On the other hand, the present study found high dietary quality to be significantly associated with less risk of type 2 diabetes.
This means that diets should focus on high-quality food, rather than on diversity.
Bottom Line: A diverse diet did not protect against type 2 diabetes. However, a high-quality diet was linked with less risk of type 2 diabetes.
The use of food frequency questionnaires to assess dietary variation is one of the main limitations of the study.
Food frequency questionnaires can only include a few types of food. For example, the fruit and vegetable category included only 23 different foods.
For this reason, dietary diversity may have been biased or underestimated.
Additionally, this was an observational study, not a controlled trial. Although the study was designed well, it can not prove causation.
For example, it can show that people who eat a diverse diet have a higher risk of weight gain, but it can not prove that the diverse diet itself caused the weight gain.

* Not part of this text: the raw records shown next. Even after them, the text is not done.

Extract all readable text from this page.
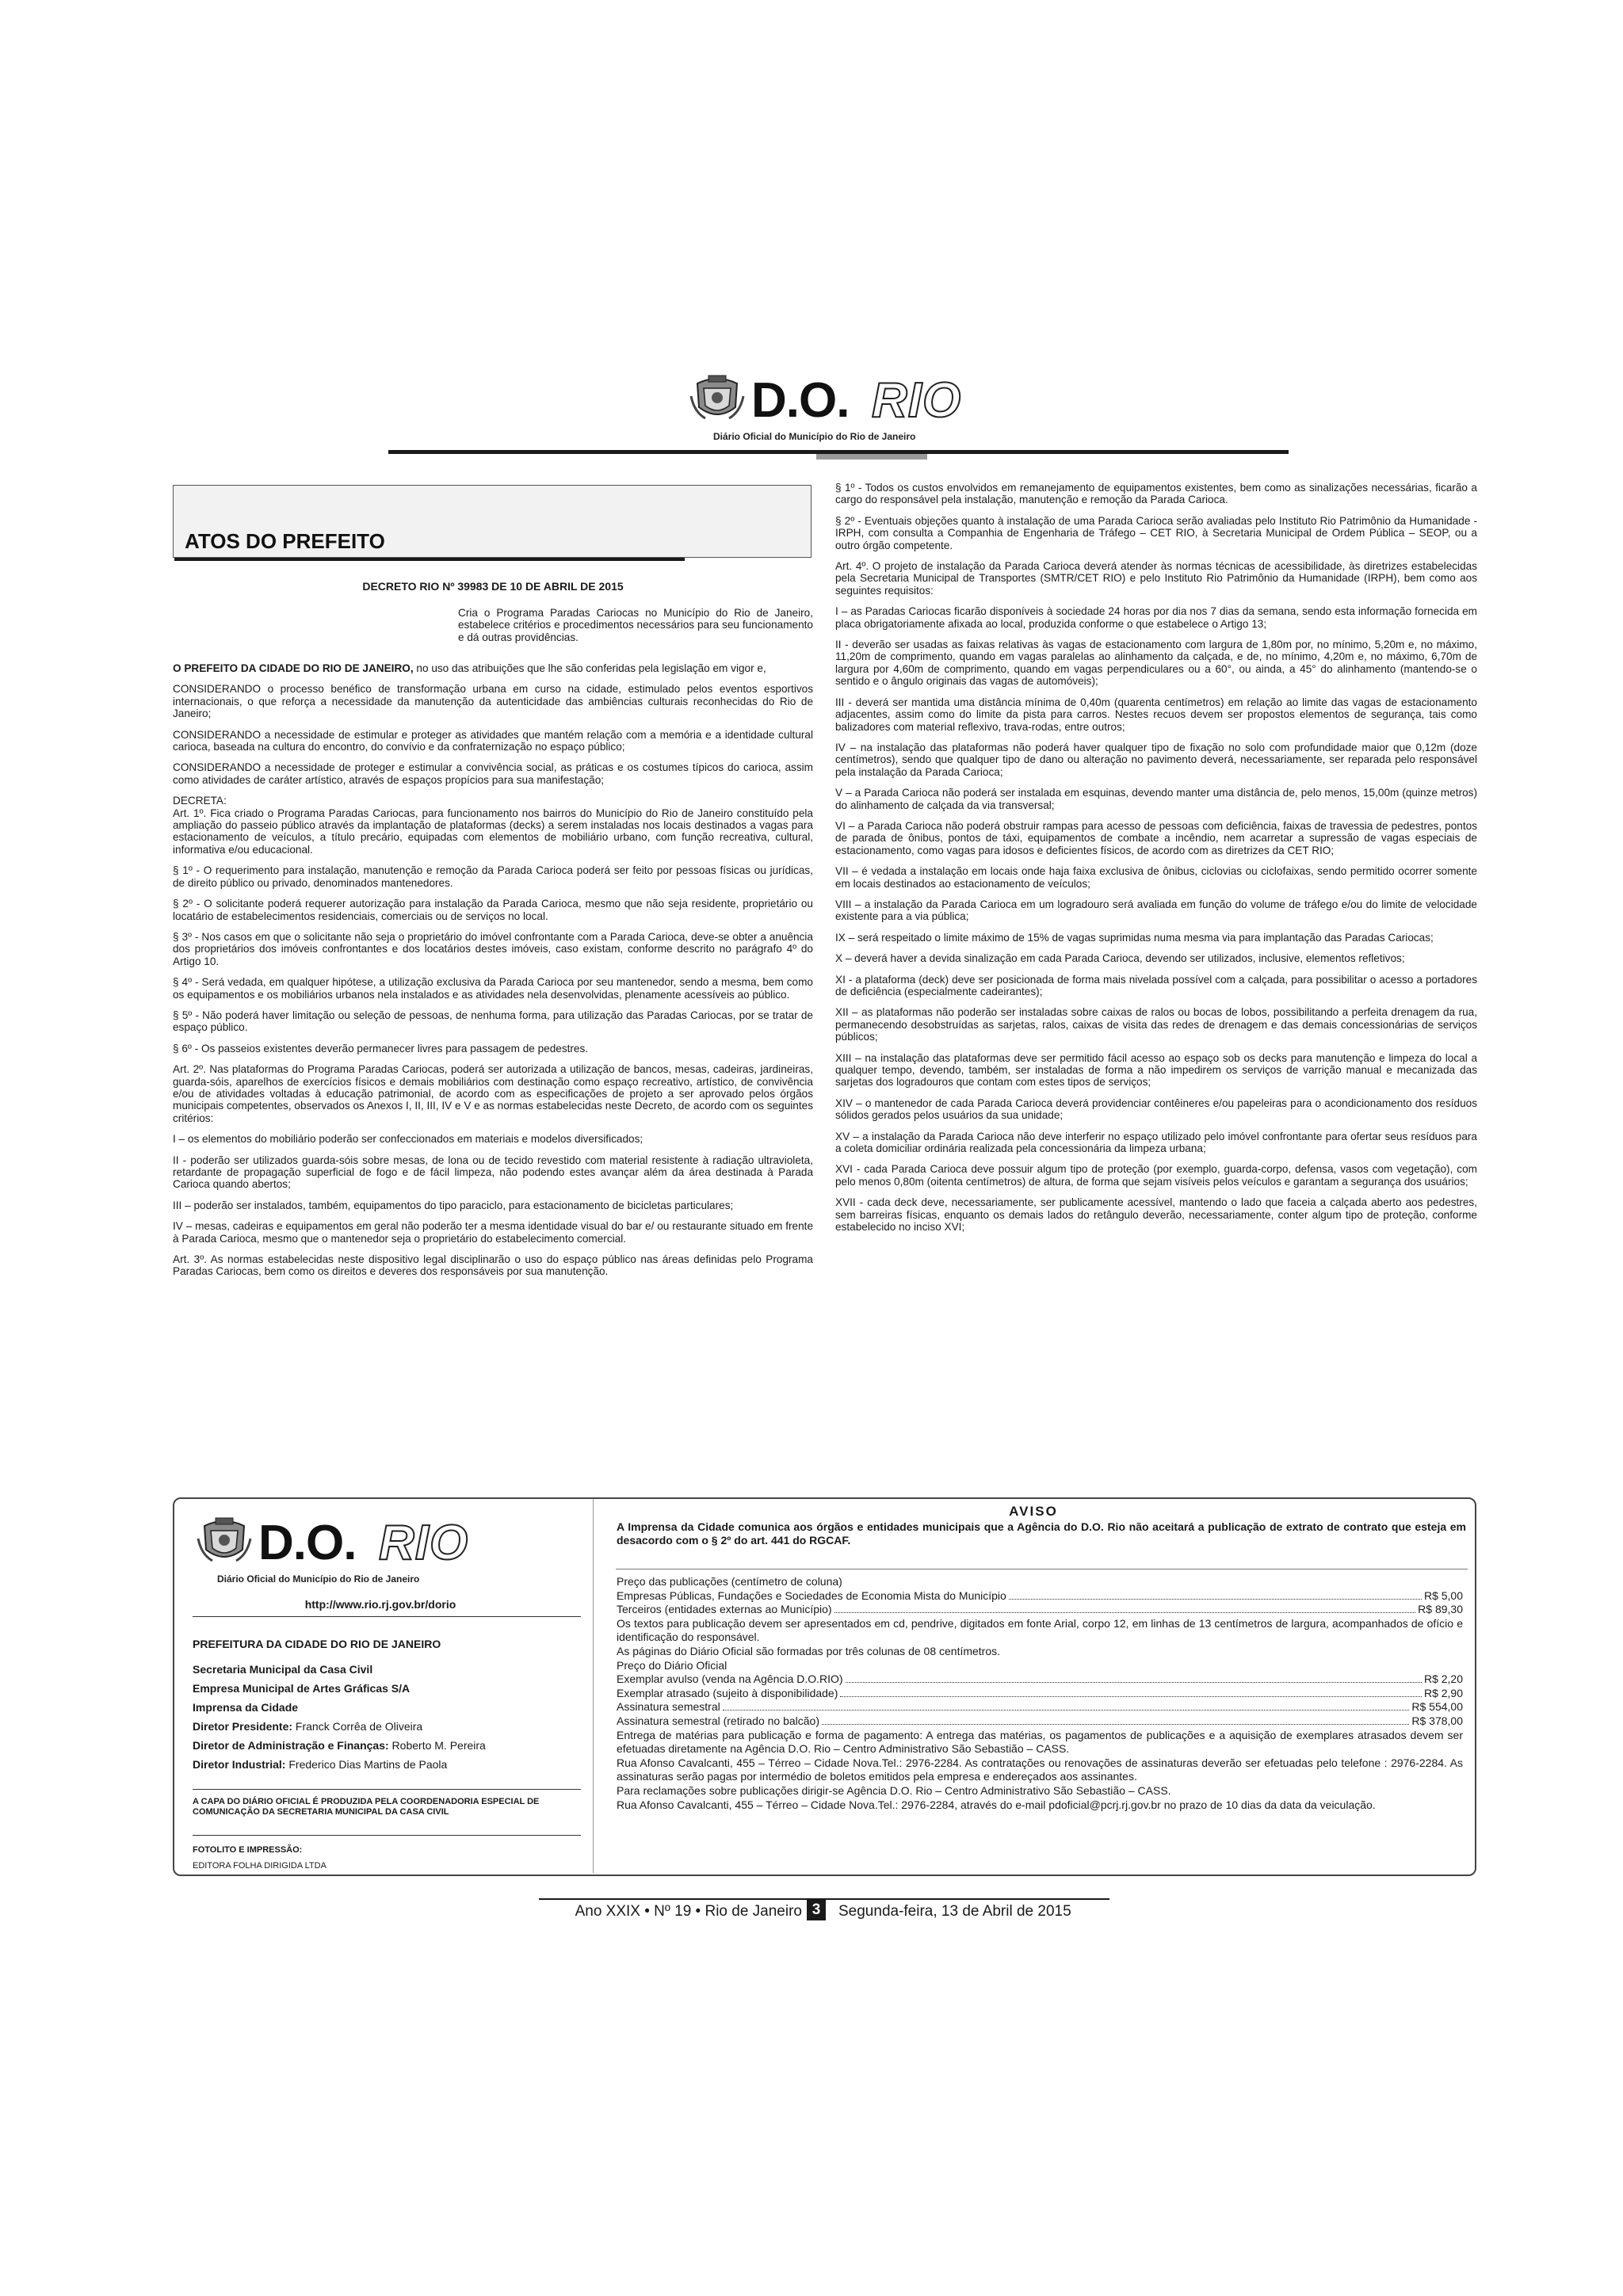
D.O. RIO
Diário Oficial do Município do Rio de Janeiro
ATOS DO PREFEITO
DECRETO RIO Nº 39983 DE 10 DE ABRIL DE 2015
Cria o Programa Paradas Cariocas no Município do Rio de Janeiro, estabelece critérios e procedimentos necessários para seu funcionamento e dá outras providências.

O PREFEITO DA CIDADE DO RIO DE JANEIRO, no uso das atribuições que lhe são conferidas pela legislação em vigor e,

CONSIDERANDO o processo benéfico de transformação urbana em curso na cidade, estimulado pelos eventos esportivos internacionais, o que reforça a necessidade da manutenção da autenticidade das ambiências culturais reconhecidas do Rio de Janeiro;

CONSIDERANDO a necessidade de estimular e proteger as atividades que mantém relação com a memória e a identidade cultural carioca, baseada na cultura do encontro, do convívio e da confraternização no espaço público;

CONSIDERANDO a necessidade de proteger e estimular a convivência social, as práticas e os costumes típicos do carioca, assim como atividades de caráter artístico, através de espaços propícios para sua manifestação;

DECRETA:
Art. 1º. Fica criado o Programa Paradas Cariocas, para funcionamento nos bairros do Município do Rio de Janeiro constituído pela ampliação do passeio público através da implantação de plataformas (decks) a serem instaladas nos locais destinados a vagas para estacionamento de veículos, a título precário, equipadas com elementos de mobiliário urbano, com função recreativa, cultural, informativa e/ou educacional.

§ 1º - O requerimento para instalação, manutenção e remoção da Parada Carioca poderá ser feito por pessoas físicas ou jurídicas, de direito público ou privado, denominados mantenedores.

§ 2º - O solicitante poderá requerer autorização para instalação da Parada Carioca, mesmo que não seja residente, proprietário ou locatário de estabelecimentos residenciais, comerciais ou de serviços no local.

§ 3º - Nos casos em que o solicitante não seja o proprietário do imóvel confrontante com a Parada Carioca, deve-se obter a anuência dos proprietários dos imóveis confrontantes e dos locatários destes imóveis, caso existam, conforme descrito no parágrafo 4º do Artigo 10.

§ 4º - Será vedada, em qualquer hipótese, a utilização exclusiva da Parada Carioca por seu mantenedor, sendo a mesma, bem como os equipamentos e os mobiliários urbanos nela instalados e as atividades nela desenvolvidas, plenamente acessíveis ao público.

§ 5º - Não poderá haver limitação ou seleção de pessoas, de nenhuma forma, para utilização das Paradas Cariocas, por se tratar de espaço público.

§ 6º - Os passeios existentes deverão permanecer livres para passagem de pedestres.

Art. 2º. Nas plataformas do Programa Paradas Cariocas, poderá ser autorizada a utilização de bancos, mesas, cadeiras, jardineiras, guarda-sóis, aparelhos de exercícios físicos e demais mobiliários com destinação como espaço recreativo, artístico, de convivência e/ou de atividades voltadas à educação patrimonial, de acordo com as especificações de projeto a ser aprovado pelos órgãos municipais competentes, observados os Anexos I, II, III, IV e V e as normas estabelecidas neste Decreto, de acordo com os seguintes critérios:

I – os elementos do mobiliário poderão ser confeccionados em materiais e modelos diversificados;

II - poderão ser utilizados guarda-sóis sobre mesas, de lona ou de tecido revestido com material resistente à radiação ultravioleta, retardante de propagação superficial de fogo e de fácil limpeza, não podendo estes avançar além da área destinada à Parada Carioca quando abertos;

III – poderão ser instalados, também, equipamentos do tipo paraciclo, para estacionamento de bicicletas particulares;

IV – mesas, cadeiras e equipamentos em geral não poderão ter a mesma identidade visual do bar e/ ou restaurante situado em frente à Parada Carioca, mesmo que o mantenedor seja o proprietário do estabelecimento comercial.

Art. 3º. As normas estabelecidas neste dispositivo legal disciplinarão o uso do espaço público nas áreas definidas pelo Programa Paradas Cariocas, bem como os direitos e deveres dos responsáveis por sua manutenção.

§ 1º - Todos os custos envolvidos em remanejamento de equipamentos existentes, bem como as sinalizações necessárias, ficarão a cargo do responsável pela instalação, manutenção e remoção da Parada Carioca.

§ 2º - Eventuais objeções quanto à instalação de uma Parada Carioca serão avaliadas pelo Instituto Rio Patrimônio da Humanidade - IRPH, com consulta a Companhia de Engenharia de Tráfego – CET RIO, à Secretaria Municipal de Ordem Pública – SEOP, ou a outro órgão competente.

Art. 4º. O projeto de instalação da Parada Carioca deverá atender às normas técnicas de acessibilidade, às diretrizes estabelecidas pela Secretaria Municipal de Transportes (SMTR/CET RIO) e pelo Instituto Rio Patrimônio da Humanidade (IRPH), bem como aos seguintes requisitos:

I – as Paradas Cariocas ficarão disponíveis à sociedade 24 horas por dia nos 7 dias da semana, sendo esta informação fornecida em placa obrigatoriamente afixada ao local, produzida conforme o que estabelece o Artigo 13;

II - deverão ser usadas as faixas relativas às vagas de estacionamento com largura de 1,80m por, no mínimo, 5,20m e, no máximo, 11,20m de comprimento, quando em vagas paralelas ao alinhamento da calçada, e de, no mínimo, 4,20m e, no máximo, 6,70m de largura por 4,60m de comprimento, quando em vagas perpendiculares ou a 60°, ou ainda, a 45° do alinhamento (mantendo-se o sentido e o ângulo originais das vagas de automóveis);

III - deverá ser mantida uma distância mínima de 0,40m (quarenta centímetros) em relação ao limite das vagas de estacionamento adjacentes, assim como do limite da pista para carros. Nestes recuos devem ser propostos elementos de segurança, tais como balizadores com material reflexivo, trava-rodas, entre outros;

IV – na instalação das plataformas não poderá haver qualquer tipo de fixação no solo com profundidade maior que 0,12m (doze centímetros), sendo que qualquer tipo de dano ou alteração no pavimento deverá, necessariamente, ser reparada pelo responsável pela instalação da Parada Carioca;

V – a Parada Carioca não poderá ser instalada em esquinas, devendo manter uma distância de, pelo menos, 15,00m (quinze metros) do alinhamento de calçada da via transversal;

VI – a Parada Carioca não poderá obstruir rampas para acesso de pessoas com deficiência, faixas de travessia de pedestres, pontos de parada de ônibus, pontos de táxi, equipamentos de combate a incêndio, nem acarretar a supressão de vagas especiais de estacionamento, como vagas para idosos e deficientes físicos, de acordo com as diretrizes da CET RIO;

VII – é vedada a instalação em locais onde haja faixa exclusiva de ônibus, ciclovias ou ciclofaixas, sendo permitido ocorrer somente em locais destinados ao estacionamento de veículos;

VIII – a instalação da Parada Carioca em um logradouro será avaliada em função do volume de tráfego e/ou do limite de velocidade existente para a via pública;

IX – será respeitado o limite máximo de 15% de vagas suprimidas numa mesma via para implantação das Paradas Cariocas;

X – deverá haver a devida sinalização em cada Parada Carioca, devendo ser utilizados, inclusive, elementos refletivos;

XI - a plataforma (deck) deve ser posicionada de forma mais nivelada possível com a calçada, para possibilitar o acesso a portadores de deficiência (especialmente cadeirantes);

XII – as plataformas não poderão ser instaladas sobre caixas de ralos ou bocas de lobos, possibilitando a perfeita drenagem da rua, permanecendo desobstruídas as sarjetas, ralos, caixas de visita das redes de drenagem e das demais concessionárias de serviços públicos;

XIII – na instalação das plataformas deve ser permitido fácil acesso ao espaço sob os decks para manutenção e limpeza do local a qualquer tempo, devendo, também, ser instaladas de forma a não impedirem os serviços de varrição manual e mecanizada das sarjetas dos logradouros que contam com estes tipos de serviços;

XIV – o mantenedor de cada Parada Carioca deverá providenciar contêineres e/ou papeleiras para o acondicionamento dos resíduos sólidos gerados pelos usuários da sua unidade;

XV – a instalação da Parada Carioca não deve interferir no espaço utilizado pelo imóvel confrontante para ofertar seus resíduos para a coleta domiciliar ordinária realizada pela concessionária da limpeza urbana;

XVI - cada Parada Carioca deve possuir algum tipo de proteção (por exemplo, guarda-corpo, defensa, vasos com vegetação), com pelo menos 0,80m (oitenta centímetros) de altura, de forma que sejam visíveis pelos veículos e garantam a segurança dos usuários;

XVII - cada deck deve, necessariamente, ser publicamente acessível, mantendo o lado que faceia a calçada aberto aos pedestres, sem barreiras físicas, enquanto os demais lados do retângulo deverão, necessariamente, conter algum tipo de proteção, conforme estabelecido no inciso XVI;

D.O. RIO
Diário Oficial do Município do Rio de Janeiro
http://www.rio.rj.gov.br/dorio
PREFEITURA DA CIDADE DO RIO DE JANEIRO
Secretaria Municipal da Casa Civil
Empresa Municipal de Artes Gráficas S/A
Imprensa da Cidade
Diretor Presidente: Franck Corrêa de Oliveira
Diretor de Administração e Finanças: Roberto M. Pereira
Diretor Industrial: Frederico Dias Martins de Paola
A CAPA DO DIÁRIO OFICIAL É PRODUZIDA PELA COORDENADORIA ESPECIAL DE COMUNICAÇÃO DA SECRETARIA MUNICIPAL DA CASA CIVIL
FOTOLITO E IMPRESSÃO:
EDITORA FOLHA DIRIGIDA LTDA
AVISO
A Imprensa da Cidade comunica aos órgãos e entidades municipais que a Agência do D.O. Rio não aceitará a publicação de extrato de contrato que esteja em desacordo com o § 2º do art. 441 do RGCAF.
Preço das publicações (centímetro de coluna)
Empresas Públicas, Fundações e Sociedades de Economia Mista do Município	R$ 5,00
Terceiros (entidades externas ao Município)	R$ 89,30
Os textos para publicação devem ser apresentados em cd, pendrive, digitados em fonte Arial, corpo 12, em linhas de 13 centímetros de largura, acompanhados de ofício e identificação do responsável.
As páginas do Diário Oficial são formadas por três colunas de 08 centímetros.
Preço do Diário Oficial
Exemplar avulso (venda na Agência D.O.RIO)	R$ 2,20
Exemplar atrasado (sujeito à disponibilidade)	R$ 2,90
Assinatura semestral	R$ 554,00
Assinatura semestral (retirado no balcão)	R$ 378,00
Entrega de matérias para publicação e forma de pagamento: A entrega das matérias, os pagamentos de publicações e a aquisição de exemplares atrasados devem ser efetuadas diretamente na Agência D.O. Rio – Centro Administrativo São Sebastião – CASS.
Rua Afonso Cavalcanti, 455 – Térreo – Cidade Nova.Tel.: 2976-2284. As contratações ou renovações de assinaturas deverão ser efetuadas pelo telefone : 2976-2284. As assinaturas serão pagas por intermédio de boletos emitidos pela empresa e endereçados aos assinantes.
Para reclamações sobre publicações dirigir-se Agência D.O. Rio – Centro Administrativo São Sebastião – CASS.
Rua Afonso Cavalcanti, 455 – Térreo – Cidade Nova.Tel.: 2976-2284, através do e-mail pdoficial@pcrj.rj.gov.br no prazo de 10 dias da data da veiculação.
Ano XXIX • Nº 19 • Rio de Janeiro 3	Segunda-feira, 13 de Abril de 2015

Bottom Line: The study was designed well. However, the use of food frequency questionnaires to assess dietary intake limited the researchers’ ability to fully evaluate dietary diversity.
Summary and Real-Life Application
In short, this study does not support the idea that eating whatever you want, even in moderation, promotes a healthier diet.
However, this doesn’t mean dietary diversity is a bad thing.
For example, in developing countries with limited food supplies, greater dietary diversity would increase nutrient intake (5).
It just means that, for many people, diet should focus on eating quality, whole foods — but not trying to eat “everything in moderation.”